(De São Paulo) - Do salão
gigantesco, vem um som cadenciado e igual que dá ideia dum batuque imenso, onde
se agita, rodopia e estaca a multidão mais vária e pitoresca da cidade. É o povo
que se diverte, é o povo que se agita, é o povo que se entusiasma. Estamos no baile
da Cruz Vermelha Russa, que conseguiu reunir no Estádio do Pacaembu um público duas
vezes superior ao das grandes partidas de futebol entre São Paulo e Rio. Uma
renda que supera a dos finais de campeonato. Mas não é só o povo. O milionário Horácio
Lafer reteve três mesas de proscênio. No aristocrático "Cantinho Russo"

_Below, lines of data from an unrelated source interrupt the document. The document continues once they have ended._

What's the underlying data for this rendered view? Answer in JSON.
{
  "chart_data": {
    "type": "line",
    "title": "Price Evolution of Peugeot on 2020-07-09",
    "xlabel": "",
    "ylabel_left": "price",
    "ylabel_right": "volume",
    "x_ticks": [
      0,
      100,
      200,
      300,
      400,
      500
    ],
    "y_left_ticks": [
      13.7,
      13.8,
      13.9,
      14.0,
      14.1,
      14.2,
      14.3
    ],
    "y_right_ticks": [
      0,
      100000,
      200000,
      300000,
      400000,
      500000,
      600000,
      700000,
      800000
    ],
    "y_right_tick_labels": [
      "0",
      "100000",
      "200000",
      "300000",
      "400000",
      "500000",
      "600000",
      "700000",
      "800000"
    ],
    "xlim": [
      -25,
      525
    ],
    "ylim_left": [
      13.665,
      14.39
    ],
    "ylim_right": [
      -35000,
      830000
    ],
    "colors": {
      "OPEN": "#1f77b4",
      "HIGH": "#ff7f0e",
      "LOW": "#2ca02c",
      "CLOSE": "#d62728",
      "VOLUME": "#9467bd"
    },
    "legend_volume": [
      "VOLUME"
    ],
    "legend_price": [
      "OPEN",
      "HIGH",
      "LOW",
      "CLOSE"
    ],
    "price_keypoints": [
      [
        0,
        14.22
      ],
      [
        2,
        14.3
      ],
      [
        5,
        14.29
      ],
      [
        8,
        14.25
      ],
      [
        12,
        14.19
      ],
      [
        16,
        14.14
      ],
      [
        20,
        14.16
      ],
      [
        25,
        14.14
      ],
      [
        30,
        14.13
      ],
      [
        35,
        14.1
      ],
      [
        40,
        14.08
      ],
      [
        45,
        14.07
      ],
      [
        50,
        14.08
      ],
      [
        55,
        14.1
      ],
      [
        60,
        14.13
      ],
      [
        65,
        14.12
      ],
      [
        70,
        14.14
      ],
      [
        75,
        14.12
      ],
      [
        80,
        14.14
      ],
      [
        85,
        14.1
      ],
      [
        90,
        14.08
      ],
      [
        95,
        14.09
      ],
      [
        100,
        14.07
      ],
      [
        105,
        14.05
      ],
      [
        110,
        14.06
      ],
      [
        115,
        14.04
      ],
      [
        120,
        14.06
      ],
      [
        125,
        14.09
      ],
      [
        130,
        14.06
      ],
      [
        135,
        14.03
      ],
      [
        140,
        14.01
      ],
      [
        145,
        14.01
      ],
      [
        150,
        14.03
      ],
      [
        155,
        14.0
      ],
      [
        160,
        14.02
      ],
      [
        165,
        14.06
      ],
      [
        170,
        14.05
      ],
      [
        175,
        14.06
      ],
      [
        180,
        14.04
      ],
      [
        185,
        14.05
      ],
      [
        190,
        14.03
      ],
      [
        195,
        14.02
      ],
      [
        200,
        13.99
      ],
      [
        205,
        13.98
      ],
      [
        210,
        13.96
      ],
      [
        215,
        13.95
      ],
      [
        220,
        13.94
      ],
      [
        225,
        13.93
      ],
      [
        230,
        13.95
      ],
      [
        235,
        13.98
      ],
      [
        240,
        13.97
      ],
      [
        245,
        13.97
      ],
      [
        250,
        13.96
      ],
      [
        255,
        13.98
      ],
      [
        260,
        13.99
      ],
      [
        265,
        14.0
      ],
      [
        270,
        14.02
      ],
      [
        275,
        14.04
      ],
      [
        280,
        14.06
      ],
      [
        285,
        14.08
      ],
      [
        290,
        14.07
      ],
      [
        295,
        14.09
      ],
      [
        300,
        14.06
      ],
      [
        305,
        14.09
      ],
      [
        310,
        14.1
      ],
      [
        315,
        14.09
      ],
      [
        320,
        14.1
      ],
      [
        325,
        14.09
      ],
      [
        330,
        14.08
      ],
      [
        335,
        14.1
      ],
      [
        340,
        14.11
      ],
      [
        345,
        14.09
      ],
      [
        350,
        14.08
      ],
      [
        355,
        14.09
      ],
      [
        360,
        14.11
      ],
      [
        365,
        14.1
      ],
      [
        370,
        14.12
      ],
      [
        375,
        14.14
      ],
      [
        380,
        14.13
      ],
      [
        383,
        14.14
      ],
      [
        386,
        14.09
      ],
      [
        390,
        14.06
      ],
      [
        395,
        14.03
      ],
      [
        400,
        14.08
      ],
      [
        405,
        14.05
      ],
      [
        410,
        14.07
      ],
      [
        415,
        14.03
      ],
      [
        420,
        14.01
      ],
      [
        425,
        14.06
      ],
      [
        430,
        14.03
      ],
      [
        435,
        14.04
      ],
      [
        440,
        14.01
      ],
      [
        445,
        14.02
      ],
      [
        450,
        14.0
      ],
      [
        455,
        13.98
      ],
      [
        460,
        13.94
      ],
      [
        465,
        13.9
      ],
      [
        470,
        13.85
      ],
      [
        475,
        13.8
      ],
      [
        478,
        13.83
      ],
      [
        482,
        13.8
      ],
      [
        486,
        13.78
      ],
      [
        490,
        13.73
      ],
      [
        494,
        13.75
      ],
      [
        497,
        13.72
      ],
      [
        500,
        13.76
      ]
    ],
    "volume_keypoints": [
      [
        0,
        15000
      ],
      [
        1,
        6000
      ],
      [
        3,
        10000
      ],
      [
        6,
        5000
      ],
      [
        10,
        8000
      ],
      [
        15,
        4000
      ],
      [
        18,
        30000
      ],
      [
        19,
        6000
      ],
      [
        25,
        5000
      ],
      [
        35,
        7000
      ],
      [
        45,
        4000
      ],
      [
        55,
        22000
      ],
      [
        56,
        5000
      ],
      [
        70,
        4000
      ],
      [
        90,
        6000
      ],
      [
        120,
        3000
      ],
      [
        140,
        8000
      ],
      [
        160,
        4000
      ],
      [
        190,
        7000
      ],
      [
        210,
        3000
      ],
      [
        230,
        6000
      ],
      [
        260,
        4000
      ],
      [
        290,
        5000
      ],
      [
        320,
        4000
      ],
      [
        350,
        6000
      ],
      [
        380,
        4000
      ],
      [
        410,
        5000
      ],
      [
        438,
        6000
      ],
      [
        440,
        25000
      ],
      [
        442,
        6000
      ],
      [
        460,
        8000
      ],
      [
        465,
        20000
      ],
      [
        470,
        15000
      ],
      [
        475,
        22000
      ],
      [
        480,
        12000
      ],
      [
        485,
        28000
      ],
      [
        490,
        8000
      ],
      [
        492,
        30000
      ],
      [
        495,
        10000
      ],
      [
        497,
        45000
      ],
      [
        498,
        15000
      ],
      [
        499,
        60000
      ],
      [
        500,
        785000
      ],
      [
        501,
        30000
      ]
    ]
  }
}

brilham o banqueiro Nelson Otoni de Resende e o industrial Roberto Simonsen com
suas mesas faustosas. Os artistas e os literatos deram-se ponto de encontro ao
ar livre. Yeda e Murilo Miranda, Lasar Segall, Flávio de Carvalho, Maurício Loureiro
Gama, Tarsila e Luis Martins, Caio Prado Júnior, Oswald de Andrade Filho, Paulo
Emílio e inúmeros outros. No pano de fundo do palco um mapa imenso e colorido onde
a URSS parece engolir uma faixa pequenina de terra a Oeste.
Vendendo bilhetes de
tômbola, cigarros, flores, passam pelo público, nos seus trajes característicos,
as russas esbeltas, brancas, sorridentes. Entre elas fulge a sra. Bela Karawaiwa
da Silva Prado.
Nesses tumultos, são sempre
os isolados e os refratários que me chamam a atenção. Vejo um homem velhusco encostar-se
friamente a um pilar. Parece não dar nenhuma atenção à literatura dos
alto-falantes, às bandas militares, mararciais e coloridas, que se revezam no
palco, aos bonecos de Don e do Kuban, que, com suas blusas bordadas e gritantes
e suas bombachas de cor, Presas a botas curtas e lustrosas, executam números frenéticos,
rodopios espetaculares, pulos de urso e voos de cobra. Parece que o exército-bólido
de Vatutin desceu sobre a cena para magnetizar o mundo. Aproximo-me do homem silencioso.
Interpelo-o. – Não está gostando?
- Estou aqui esperando
minha mulher... Ela me deixou aqui e tenho receio de me ausentar...
O homem falava com a voz
um pouco rouca e gasta.
- Não dança, não brinca...
- Já dancei muito, já
abusei... Mas, de dois anos para cá, sou escudeiro. Sim, senhor. Escudeiro de
minha mulher. O senhor estranha? Sou casado com uma russa, uma russa nascida em
Stalingrado. Imagine! Ela é patronesse desta festa. Olhe, lá vai ela!
Nesse momento vi uma gigantesca
figura ariana, aberta num sorriso de dentes perfeitos, num traje camponês dos Urais,
avental e auréola de seda branca, atravessar o salão repleto, em reta, sem um
tropeço, levando nas mãos duas bandejas cheias.
- Que quer o senhor
que um homem miúdo como eu faça com esse artilheiro? E note que são todas
assim. E assim é toda a Rússia. Nós pensávamos que a Alemanha é que era forte. Que
blefe! Veja essa raça virginal que se alimenta de borche e de vodka! Minha esposa, como qualquer das suas
conacionais é capaz de empurrar um tank
nas lamas da Bessarábia e de bombardear Berlim num Stormovique!...
- É, por isso que eles
ganham a guerra - arrisquei!
Os olhos do homem
sumido se avivaram de repente. Perguntou-me:
- E o senhor pensa que
nós consentiremos? Nós os capitalistas, os últimos. Olhe, meu amigo, desde
Stalingrado que estamos tratando de rejuvenescer quem destruímos inadvertidamente.
Sabe, Hitler é um grande idiota! Traiu-nos. E agora estamos no maior dilema da história...
- Não entendo...
- Precisamos matá-lo,
mas... mas... Certas ressurreições são difíceis! Também... o povo acordou...
- Por isso é que o
senhor está encostado nessa quinta-coluna do salão...
- Humildemente, meu caro.
Outros há nos tronos, nos bancos, nas cadeiras fofas do poder. Todos bons
democratas como eu.
Sorriu enigmático, fino
e terminou:
- No tabuleiro internacional,
haverá ainda muita surpresa. O senhor vai ver!
24/03/1944.
ANDRADE, Oswald. Telefonema.
2ª Ed. Coleção Obras Completas de Oswald
de Andrade. São Paulo: Globo, 2007, pp. 108-110.